As I write this, I am sitting under the oak trees at my childhood home in Nevada City, California. This is the first time that I have visited since my mother’s death a few years back. Things have changed here but my mother would have loved the changes as much as I do, especially the expansive garden right off the side deck. Fresh berries for breakfast, plump red tomatoes ready for our lunchtime sandwiches and ripe zucchini for dinner. Sunflowers shade us from the warm afternoon sun while mint, sage and basil share their pungent aromas.
Our drive here was as varied as always: cool mountain breezes at Crater Lake followed by sweltering valley heat and then a foggy shoreline at Bodega Bay Head. Transitions and variations overlapping one another.
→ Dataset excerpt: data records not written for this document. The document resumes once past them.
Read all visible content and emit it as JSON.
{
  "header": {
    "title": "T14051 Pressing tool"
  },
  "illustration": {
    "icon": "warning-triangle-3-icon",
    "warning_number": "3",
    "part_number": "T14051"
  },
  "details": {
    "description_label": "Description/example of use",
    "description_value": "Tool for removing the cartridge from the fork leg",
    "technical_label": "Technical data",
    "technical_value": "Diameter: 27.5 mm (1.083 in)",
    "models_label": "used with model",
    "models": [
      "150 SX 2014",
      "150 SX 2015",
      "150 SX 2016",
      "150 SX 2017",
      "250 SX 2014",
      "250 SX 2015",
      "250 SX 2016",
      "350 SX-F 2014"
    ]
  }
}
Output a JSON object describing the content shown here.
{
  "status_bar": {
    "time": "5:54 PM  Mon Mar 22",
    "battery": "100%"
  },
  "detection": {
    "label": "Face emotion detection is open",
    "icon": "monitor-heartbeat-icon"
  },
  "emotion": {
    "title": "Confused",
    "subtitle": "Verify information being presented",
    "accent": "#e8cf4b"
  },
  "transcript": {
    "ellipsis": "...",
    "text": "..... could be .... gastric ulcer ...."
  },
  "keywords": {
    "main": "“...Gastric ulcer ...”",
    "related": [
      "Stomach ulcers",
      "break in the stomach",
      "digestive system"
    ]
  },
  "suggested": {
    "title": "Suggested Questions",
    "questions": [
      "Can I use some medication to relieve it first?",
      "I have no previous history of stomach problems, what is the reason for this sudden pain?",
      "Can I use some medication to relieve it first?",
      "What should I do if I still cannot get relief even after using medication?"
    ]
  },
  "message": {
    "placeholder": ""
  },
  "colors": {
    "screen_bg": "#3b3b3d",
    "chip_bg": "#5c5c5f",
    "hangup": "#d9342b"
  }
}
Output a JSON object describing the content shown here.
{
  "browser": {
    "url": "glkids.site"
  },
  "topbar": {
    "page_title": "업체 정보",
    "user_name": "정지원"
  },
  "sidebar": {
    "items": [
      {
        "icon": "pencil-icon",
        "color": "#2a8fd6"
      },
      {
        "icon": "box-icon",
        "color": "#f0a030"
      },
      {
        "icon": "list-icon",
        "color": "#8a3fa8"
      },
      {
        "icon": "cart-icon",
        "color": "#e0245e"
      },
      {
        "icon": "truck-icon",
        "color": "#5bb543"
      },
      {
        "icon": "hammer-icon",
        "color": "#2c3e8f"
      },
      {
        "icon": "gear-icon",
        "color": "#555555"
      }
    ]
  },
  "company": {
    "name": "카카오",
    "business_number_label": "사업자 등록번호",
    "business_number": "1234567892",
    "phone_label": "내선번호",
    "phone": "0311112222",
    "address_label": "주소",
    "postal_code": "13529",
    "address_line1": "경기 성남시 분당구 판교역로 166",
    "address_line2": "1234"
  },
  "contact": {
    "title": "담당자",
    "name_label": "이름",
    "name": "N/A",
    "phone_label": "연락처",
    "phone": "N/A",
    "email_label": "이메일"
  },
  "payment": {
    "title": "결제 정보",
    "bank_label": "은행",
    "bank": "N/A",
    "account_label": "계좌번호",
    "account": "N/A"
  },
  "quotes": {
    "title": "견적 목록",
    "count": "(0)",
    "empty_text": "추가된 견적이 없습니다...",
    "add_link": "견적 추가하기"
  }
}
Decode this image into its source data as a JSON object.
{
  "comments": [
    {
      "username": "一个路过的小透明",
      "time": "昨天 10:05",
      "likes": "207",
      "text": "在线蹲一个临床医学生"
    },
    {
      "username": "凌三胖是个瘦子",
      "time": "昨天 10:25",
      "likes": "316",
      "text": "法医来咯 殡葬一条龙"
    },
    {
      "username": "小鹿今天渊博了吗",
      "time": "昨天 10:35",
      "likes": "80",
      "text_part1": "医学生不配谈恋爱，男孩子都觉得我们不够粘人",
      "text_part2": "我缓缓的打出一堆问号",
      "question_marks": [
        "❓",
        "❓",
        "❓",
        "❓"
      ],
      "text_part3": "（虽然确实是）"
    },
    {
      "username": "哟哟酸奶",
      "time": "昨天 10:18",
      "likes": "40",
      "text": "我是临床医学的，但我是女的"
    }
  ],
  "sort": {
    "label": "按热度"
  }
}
My children took all of this in stride. They are accustomed to such road trips – we take one every other year. Yet, as they get older, language takes on a more prominent role. My children stretch their language muscles, making conscious decisions about which language to use when and with whom. Language is power and my children know this fully and completely. They have become masters of the languages which they possess and wield this power with conscious effort and precision.
As I share in Multilingual Road Trip! When Languages Collide, I appeal to my children with empathy and dialog when we visit monolingual family and friends. I remind my children that their languages are powerful entities that at times may be misunderstood. Choosing to speak German at the table when English-speaking family members are around is just fine, but family may end up feeling a little left out. My family delight in hearing my children speak German but they also would love to hear how my children experience the world around themselves in their own (English) words (rather than my translations).
Language really, truly is power. We often forget that we possess something that can impact others on a very deep level. We need not change who we are. We simply need to remember to respect our unique strength and to wield it wisely and lovingly. With multilingualism comes the weight of linguistic responsibility.